I first met Madam in a pet shop in Old Isleworth, Middlesex in the year 2000. She was very cross at being stuck in a cage with her siblings and refused to be dislodged from my coat when I picked her up. She gave me a good talking to, and, hypnotised by her wonderful aquamarine eyes and her powers of persuasion, I was persuaded to purchase her for more money than I could afford. I lived just round the corner in what had once been a Georgian sweet shop. We were home in moments, never to be parted until a life of hedonism and the joys of Fortnum and Mason beckoned her.
We had many adventures together, including a holiday on our narrowboat. She didn’t like the sound of the engine much, which is probably why we broke down on day one of the trip. She had mysterious powers when it came to getting her own way. Without any forward momentum and noise, she settled into life on the waterways with remarkable ease. She made friends with the swans and passers-by, sunbathed on the roof and never once fell into the river, which is more than can be said for me.

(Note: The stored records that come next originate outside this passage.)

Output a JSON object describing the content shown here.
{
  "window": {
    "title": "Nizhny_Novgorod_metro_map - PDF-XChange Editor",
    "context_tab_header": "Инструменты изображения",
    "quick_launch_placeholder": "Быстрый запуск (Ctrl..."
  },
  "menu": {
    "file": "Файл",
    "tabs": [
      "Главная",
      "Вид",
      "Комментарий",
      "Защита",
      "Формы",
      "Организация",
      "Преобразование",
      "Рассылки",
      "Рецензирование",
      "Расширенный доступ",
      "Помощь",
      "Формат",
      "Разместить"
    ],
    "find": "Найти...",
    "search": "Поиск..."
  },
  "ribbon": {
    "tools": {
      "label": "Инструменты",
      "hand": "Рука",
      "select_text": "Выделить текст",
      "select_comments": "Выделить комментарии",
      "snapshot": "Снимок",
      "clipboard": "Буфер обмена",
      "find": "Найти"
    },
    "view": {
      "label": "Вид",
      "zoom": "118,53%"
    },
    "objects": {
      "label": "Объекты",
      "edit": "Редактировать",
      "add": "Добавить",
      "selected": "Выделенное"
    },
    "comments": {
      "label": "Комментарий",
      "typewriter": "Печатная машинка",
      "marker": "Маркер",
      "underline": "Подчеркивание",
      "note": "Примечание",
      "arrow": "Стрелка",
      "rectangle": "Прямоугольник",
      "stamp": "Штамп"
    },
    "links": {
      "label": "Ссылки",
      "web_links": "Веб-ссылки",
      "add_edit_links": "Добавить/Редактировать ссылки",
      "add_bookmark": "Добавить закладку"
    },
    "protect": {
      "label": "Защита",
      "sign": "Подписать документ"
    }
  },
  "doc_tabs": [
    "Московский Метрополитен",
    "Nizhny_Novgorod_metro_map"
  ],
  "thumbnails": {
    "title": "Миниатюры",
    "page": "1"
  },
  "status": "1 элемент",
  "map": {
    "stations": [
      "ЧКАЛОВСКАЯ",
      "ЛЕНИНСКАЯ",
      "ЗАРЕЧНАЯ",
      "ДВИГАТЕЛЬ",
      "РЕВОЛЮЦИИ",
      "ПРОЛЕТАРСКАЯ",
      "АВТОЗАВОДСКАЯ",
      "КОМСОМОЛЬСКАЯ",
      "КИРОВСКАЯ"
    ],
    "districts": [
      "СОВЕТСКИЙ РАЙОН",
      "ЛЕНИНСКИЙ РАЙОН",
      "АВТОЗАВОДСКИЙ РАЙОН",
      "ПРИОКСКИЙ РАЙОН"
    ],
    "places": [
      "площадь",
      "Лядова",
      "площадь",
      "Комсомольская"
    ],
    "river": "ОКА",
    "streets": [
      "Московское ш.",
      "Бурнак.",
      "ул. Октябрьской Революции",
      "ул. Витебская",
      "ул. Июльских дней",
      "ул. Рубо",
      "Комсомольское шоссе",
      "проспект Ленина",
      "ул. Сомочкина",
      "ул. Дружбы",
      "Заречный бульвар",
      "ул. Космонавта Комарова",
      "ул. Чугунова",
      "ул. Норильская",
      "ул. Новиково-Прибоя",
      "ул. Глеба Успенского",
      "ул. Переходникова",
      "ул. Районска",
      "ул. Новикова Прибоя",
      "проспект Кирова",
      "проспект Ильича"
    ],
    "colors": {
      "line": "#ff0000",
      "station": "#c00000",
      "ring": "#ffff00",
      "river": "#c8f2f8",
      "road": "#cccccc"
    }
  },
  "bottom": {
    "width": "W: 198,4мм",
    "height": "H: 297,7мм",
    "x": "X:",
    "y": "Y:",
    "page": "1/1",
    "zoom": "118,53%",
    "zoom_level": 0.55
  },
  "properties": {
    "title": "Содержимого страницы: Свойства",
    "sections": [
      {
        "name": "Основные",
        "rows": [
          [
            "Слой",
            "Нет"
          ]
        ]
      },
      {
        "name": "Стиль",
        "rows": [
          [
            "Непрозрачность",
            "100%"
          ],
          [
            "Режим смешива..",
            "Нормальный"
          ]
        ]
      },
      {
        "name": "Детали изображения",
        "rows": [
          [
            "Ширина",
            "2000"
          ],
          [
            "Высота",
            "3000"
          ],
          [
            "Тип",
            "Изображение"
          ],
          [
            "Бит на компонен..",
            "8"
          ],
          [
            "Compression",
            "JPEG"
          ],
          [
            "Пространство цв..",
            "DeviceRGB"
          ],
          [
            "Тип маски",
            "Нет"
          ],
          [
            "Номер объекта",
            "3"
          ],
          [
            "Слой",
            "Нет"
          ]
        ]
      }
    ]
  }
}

Our greatest adventure was moving to Gozo in 2014. We were accompanied by Whistler and my husband Ian. I was in tears as I left her in a huge freight terminal at Gatwick, convinced that I would never see her again. A couple of hours later, there she was on the tarmac waiting to board alongside Whistler, giving him a good talking to. I waved at her and blew her a kiss. We all arrived safely, and she got to see the sea, something I’d always promised her. The vet who checked her in when we arrived in Malta said: “She’s very talkative”. I had to agree.
She loved life in Gozo, soaking up the sun, surrounded by love and new and interesting things to watch and sniff.
I miss Madam every day and hope to have conveyed something of her magic and humour in my stories. I still find her lucky fur clinging to the clothes I haven’t worn for a while. I hope she’s having fun wherever she is and I’m looking forward to catching up with her one day.